In 2013, Suburban Express received negative media coverage and a large amount of criticism from the Internet after filing 125 lawsuits against passengers and threatening others including a Reddit moderator. Afterwards, the company withdrew its lawsuits, then reinstated many.
Toeppen also started Allerton Charter Coach, Inc., a charter bus company with three buses and four vans as of 2014.
Domain registration & trademark litigation
In 1995, Toeppen registered about 200 internet domain names including some which were similar to well known companies and popular trademarks. Some of them included panavision.com (Panavision), deltaairlines.com (Delta Air Lines), neiman-marcus.com (Neiman Marcus), eddiebauer.com (Eddie Bauer) and yankeestadium.com (New York Yankees). Some of these companies, like Delta Air Lines, paid Toeppen to acquire the domain names from him.
In 1996, Panavision, a camera manufacturing company, sued Toeppen for trademark infringement instead of paying him $13,000 for the domain. In 1998, the court ruled that Toeppen had to relinquish the domain name to Panavision. In a similar case brought in 1996, Intermatic Inc., a timer manufacturing company, sued Toeppen rather than pay him $5,000 for the domain name intermatic.com. The court ruled that the domain be transferred to Intermatic but ruled Intermatic had not proven willful trademark infringement or unfair competition.
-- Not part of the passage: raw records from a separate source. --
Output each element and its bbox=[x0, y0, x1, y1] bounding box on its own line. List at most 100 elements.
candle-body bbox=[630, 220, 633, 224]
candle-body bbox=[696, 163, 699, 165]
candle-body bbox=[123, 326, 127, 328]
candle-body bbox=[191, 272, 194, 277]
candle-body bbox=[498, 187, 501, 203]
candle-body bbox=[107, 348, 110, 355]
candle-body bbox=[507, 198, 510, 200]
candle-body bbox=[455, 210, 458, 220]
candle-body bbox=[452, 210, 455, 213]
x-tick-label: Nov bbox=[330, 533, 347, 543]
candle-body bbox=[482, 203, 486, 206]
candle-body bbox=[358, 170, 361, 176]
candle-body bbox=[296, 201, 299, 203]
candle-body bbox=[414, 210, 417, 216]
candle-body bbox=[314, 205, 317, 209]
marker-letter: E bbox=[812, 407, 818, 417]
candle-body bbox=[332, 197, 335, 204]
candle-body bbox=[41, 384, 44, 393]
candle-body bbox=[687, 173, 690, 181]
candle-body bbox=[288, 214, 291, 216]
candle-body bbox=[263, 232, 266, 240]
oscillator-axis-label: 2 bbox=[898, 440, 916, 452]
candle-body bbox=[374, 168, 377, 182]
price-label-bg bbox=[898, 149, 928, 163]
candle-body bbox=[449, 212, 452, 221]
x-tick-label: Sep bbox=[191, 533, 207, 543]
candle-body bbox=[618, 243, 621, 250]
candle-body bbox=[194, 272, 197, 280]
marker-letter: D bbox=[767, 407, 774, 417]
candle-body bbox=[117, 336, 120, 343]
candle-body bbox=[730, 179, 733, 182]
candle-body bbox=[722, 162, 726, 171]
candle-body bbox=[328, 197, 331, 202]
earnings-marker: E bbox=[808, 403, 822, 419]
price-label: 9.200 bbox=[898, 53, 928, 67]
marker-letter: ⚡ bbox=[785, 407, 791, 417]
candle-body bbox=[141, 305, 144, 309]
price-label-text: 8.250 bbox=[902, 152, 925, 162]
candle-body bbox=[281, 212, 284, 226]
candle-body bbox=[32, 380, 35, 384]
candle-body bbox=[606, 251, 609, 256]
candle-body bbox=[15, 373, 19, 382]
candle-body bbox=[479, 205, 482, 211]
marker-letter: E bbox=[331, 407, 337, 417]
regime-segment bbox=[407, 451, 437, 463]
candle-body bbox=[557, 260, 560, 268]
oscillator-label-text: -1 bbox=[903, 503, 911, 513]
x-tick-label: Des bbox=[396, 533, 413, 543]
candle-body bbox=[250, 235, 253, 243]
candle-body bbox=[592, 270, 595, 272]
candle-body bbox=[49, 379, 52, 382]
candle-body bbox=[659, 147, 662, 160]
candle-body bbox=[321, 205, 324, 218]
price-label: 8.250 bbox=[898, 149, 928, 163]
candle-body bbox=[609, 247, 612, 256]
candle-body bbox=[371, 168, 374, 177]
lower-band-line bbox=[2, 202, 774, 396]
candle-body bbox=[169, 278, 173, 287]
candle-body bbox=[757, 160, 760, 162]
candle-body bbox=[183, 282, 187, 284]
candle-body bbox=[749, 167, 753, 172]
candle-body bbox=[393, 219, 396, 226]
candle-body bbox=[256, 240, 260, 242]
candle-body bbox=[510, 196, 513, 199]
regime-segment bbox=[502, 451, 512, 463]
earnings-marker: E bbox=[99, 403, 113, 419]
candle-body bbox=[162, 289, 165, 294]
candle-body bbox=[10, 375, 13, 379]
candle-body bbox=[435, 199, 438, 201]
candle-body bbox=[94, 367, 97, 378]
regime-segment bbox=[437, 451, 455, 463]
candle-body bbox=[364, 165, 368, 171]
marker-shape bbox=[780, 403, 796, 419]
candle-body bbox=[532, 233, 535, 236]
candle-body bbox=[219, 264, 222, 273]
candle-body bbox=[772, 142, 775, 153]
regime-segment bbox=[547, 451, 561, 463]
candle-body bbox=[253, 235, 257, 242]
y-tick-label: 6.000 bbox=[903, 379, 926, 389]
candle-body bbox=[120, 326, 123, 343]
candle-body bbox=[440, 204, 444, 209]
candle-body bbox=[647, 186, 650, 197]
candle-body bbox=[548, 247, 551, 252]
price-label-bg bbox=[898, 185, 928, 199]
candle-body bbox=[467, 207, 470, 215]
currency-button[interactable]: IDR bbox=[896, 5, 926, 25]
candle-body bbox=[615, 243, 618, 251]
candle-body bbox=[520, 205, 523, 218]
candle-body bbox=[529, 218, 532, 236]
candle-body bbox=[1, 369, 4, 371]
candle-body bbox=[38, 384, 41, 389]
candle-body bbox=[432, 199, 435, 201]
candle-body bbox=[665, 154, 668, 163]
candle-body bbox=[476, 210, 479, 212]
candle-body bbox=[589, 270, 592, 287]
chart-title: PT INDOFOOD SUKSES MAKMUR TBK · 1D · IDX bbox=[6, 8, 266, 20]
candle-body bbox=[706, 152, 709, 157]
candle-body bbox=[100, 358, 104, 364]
Both the Panavision and Intermatic cases were matters of first impression for the U.S. Courts in dealing with trademarks and domain registrations. The practice of registering trademarked words as domains for sale to trademark holders became known as Cybersquatting, a term that was first used by a court in 1998. In November 1999, after the Panavision case had ended, and while Intermatic Inc. v. Toeppen was still pending, the United States gave trademark holders a cause of action against registrants of domain names containing trademarks, in the Anticybersquatting Consumer Protection Act.